Evaluation of thermal roughness schemes in surface heat transfer simulations over grassland in Southeast Tibet

Abstract

Surface heat transfer processes play an essential role in the thermal effect of the Tibetan Plateau on the atmospheric system over the Northern Hemisphere. Numerical simulations are an important means used to study surface heat transfer and related atmospheric processes. The thermal roughness length (z0h) is an important parameter used to calculate surface heat transfer in numerical models. In this study, seven commonly used thermal roughness length schemes, including kB0, Zil, O63, B82, C97, C09 and Y08, were evaluated over the Southeast Tibet by using observation data over grassland and the Weather Research and Forecasting (WRF) Model.
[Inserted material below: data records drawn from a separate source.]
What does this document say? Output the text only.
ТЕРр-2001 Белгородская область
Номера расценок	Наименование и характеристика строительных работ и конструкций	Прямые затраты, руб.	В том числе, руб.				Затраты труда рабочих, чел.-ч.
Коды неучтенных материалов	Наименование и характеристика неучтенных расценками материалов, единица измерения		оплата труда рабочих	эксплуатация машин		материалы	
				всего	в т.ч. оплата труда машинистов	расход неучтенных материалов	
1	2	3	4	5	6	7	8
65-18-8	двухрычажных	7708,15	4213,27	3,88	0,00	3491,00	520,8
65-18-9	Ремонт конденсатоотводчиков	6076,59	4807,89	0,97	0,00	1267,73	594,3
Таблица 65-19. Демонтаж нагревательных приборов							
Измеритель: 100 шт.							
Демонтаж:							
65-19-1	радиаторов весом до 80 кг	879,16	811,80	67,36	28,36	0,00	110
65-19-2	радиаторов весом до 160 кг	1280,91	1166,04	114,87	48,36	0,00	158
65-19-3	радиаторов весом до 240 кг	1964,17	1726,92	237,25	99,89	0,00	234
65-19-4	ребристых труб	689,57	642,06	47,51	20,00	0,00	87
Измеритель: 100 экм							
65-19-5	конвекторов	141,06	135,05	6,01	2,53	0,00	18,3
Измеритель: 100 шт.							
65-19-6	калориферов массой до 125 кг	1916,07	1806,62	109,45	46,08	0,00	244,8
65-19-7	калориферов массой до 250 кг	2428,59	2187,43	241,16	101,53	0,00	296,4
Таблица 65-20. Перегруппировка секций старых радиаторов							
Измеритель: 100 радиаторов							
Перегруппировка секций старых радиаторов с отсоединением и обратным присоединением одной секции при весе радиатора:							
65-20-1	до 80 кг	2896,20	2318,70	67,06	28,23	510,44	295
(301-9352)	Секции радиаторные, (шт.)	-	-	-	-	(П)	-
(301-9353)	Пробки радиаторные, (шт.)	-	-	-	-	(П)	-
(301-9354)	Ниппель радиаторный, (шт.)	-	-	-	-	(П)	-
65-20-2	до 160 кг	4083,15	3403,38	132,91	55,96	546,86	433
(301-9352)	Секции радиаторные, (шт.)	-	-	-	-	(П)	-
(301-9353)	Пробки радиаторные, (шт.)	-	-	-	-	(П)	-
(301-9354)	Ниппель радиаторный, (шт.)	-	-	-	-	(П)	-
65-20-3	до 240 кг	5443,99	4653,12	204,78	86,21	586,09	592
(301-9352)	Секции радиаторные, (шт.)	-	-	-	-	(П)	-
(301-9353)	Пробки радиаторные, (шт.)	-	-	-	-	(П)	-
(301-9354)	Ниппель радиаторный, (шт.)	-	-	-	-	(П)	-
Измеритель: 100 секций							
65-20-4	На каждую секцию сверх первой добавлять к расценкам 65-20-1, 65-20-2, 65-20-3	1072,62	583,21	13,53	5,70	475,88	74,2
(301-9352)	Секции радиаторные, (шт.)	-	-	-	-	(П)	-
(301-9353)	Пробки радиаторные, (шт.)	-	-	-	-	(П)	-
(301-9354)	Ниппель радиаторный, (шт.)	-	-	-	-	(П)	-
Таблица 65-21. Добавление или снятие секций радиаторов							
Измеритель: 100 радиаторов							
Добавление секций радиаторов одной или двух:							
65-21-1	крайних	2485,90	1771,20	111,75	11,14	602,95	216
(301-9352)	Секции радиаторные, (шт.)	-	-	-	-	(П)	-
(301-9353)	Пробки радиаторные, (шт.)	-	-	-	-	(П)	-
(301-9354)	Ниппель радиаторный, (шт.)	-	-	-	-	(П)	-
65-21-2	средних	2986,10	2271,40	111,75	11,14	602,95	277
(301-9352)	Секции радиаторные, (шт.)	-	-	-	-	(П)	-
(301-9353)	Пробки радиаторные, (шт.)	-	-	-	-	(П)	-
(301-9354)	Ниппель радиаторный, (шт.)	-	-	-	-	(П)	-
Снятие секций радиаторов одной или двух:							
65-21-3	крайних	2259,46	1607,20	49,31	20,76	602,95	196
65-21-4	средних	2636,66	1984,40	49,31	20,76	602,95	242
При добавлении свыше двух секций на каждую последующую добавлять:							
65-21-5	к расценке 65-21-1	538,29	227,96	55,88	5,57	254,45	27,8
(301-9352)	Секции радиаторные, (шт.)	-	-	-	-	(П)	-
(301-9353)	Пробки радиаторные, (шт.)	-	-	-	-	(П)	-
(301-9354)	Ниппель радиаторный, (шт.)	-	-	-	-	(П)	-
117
The results show that different thermal roughness length schemes exhibit large variabilities in simulating the diurnal variations in z0h and surface heat processes. Most of the schemes overestimate the z0h and sensible and latent heat fluxes while underestimate the ground heat flux. The z0h greatly affects the surface heating processes by adjusting the surface-atmosphere exchange coefficient. A large z0h value makes the land surface and the atmosphere more coupled and leads to an increase in heat and moisture transfer, and vice versa. Among these schemes, the C97 scheme performs the best for the surface heat transfer simulation over grassland in Southeast Tibet.